Authors: Farrah Nicole Brown

Introduction:
Neonatal hydrocephalus is a congenital abnormality resulting in an inflammatory response and microglial activation in patients and animal models. Recently, microglial ablation by colony stimulating factor one receptor (CSF1R) inhibitor has been tested in animal models of adult brain disorders, but little evidence exists in neonatal brain research. Previously, we reported a mutation in a motile cilia gene, Ccdc39, develops neonatal progressive hydrocephalus with inflammatory microglia.
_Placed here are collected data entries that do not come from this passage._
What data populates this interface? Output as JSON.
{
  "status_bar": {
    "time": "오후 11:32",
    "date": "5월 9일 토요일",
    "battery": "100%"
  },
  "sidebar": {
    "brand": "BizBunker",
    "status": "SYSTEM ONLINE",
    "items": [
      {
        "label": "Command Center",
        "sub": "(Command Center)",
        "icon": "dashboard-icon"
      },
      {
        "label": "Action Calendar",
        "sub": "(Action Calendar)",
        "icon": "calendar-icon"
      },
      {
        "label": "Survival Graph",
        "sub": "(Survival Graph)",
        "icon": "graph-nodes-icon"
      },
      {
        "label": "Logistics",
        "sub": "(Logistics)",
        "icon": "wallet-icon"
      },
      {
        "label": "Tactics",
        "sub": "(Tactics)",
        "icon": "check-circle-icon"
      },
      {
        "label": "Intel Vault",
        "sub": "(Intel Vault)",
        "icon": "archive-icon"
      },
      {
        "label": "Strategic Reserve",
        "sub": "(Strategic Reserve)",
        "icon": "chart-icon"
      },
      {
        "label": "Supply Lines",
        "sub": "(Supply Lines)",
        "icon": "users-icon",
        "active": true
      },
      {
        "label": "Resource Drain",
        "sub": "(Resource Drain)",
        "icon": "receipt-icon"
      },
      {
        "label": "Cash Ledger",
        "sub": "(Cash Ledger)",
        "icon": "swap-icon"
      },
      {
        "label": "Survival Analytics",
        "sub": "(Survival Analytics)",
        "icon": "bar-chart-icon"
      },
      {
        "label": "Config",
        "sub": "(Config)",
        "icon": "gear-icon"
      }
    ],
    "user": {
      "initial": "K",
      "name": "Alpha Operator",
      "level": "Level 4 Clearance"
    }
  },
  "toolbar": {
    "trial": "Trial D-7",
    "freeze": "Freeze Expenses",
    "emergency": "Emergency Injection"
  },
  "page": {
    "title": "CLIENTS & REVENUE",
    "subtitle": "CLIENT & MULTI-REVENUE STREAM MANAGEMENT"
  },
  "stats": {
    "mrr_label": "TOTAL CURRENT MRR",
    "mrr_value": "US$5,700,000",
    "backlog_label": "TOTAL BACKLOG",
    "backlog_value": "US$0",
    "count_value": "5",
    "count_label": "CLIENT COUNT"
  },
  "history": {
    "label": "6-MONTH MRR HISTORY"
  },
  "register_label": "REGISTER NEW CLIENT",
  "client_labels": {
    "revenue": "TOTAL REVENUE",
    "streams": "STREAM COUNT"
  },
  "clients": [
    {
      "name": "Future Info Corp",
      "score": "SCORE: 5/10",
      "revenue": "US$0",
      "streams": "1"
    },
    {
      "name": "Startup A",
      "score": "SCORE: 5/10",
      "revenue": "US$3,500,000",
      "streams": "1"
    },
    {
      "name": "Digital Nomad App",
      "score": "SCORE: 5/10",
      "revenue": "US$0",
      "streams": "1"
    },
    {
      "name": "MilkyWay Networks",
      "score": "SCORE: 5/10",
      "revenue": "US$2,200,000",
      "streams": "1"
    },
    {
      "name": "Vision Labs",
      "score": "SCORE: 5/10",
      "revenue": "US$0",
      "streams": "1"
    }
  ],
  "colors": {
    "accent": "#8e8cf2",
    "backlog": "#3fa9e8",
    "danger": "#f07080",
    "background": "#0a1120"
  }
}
We discovered significantly increased ameboid-shaped activated microglia in periventricular white matter edema, reduced mature homeostatic microglia in grey matter, and reduced CNPase+ myelination in this model.Methods: PLX5622, a CSF1R inhibitor, was subcutaneously administered (50mg/kg) to wild types (WT) and prh mutant mice daily from postnatal day (P) 3 to 7. Immunohistochemistry of the brain sections was compared between four groups of: PLX-WT; PLX-prh; untreated-WT; and untreated-prh at P8 (n ? 5 each).
Results:
PLX5622 injections successfully ablated ? 89% of Iba1+ microglia in both the WT and prh mutants. Of the microglia which survived PLX5622 treatment, there were a higher percentage amoeboid-shaped microglia, identified by morphology with retracted processes (p=0.0224 PLX-WT and p < 0.0001 PLX-prh). PLX5622 treatment left a higher percentage of ApoE+ immature microglia (p=0.0400) in the grey matter of PLX-WT. In PLX-prh, there was no improvement in the white matter edema, and the gray matter was significantly thinner (p < 0.0001). Also, the PLX5622 treatment significantly reduced myelination in PLX-WT (p=0.0148).
Conclusion:
Incomplete microglia ablation in the neonatal brain does not improve edema or hypomyelination in hydrocephalus, suggesting critical functions of homeostatic ramified microglia in brain development. A detailed examination of neonatal brain development in microglia-ablated mice should continue to be explored through brain volume analysis with MRI, clinical outcomes through survival data, and histology with inflammatory/residential microglia markers.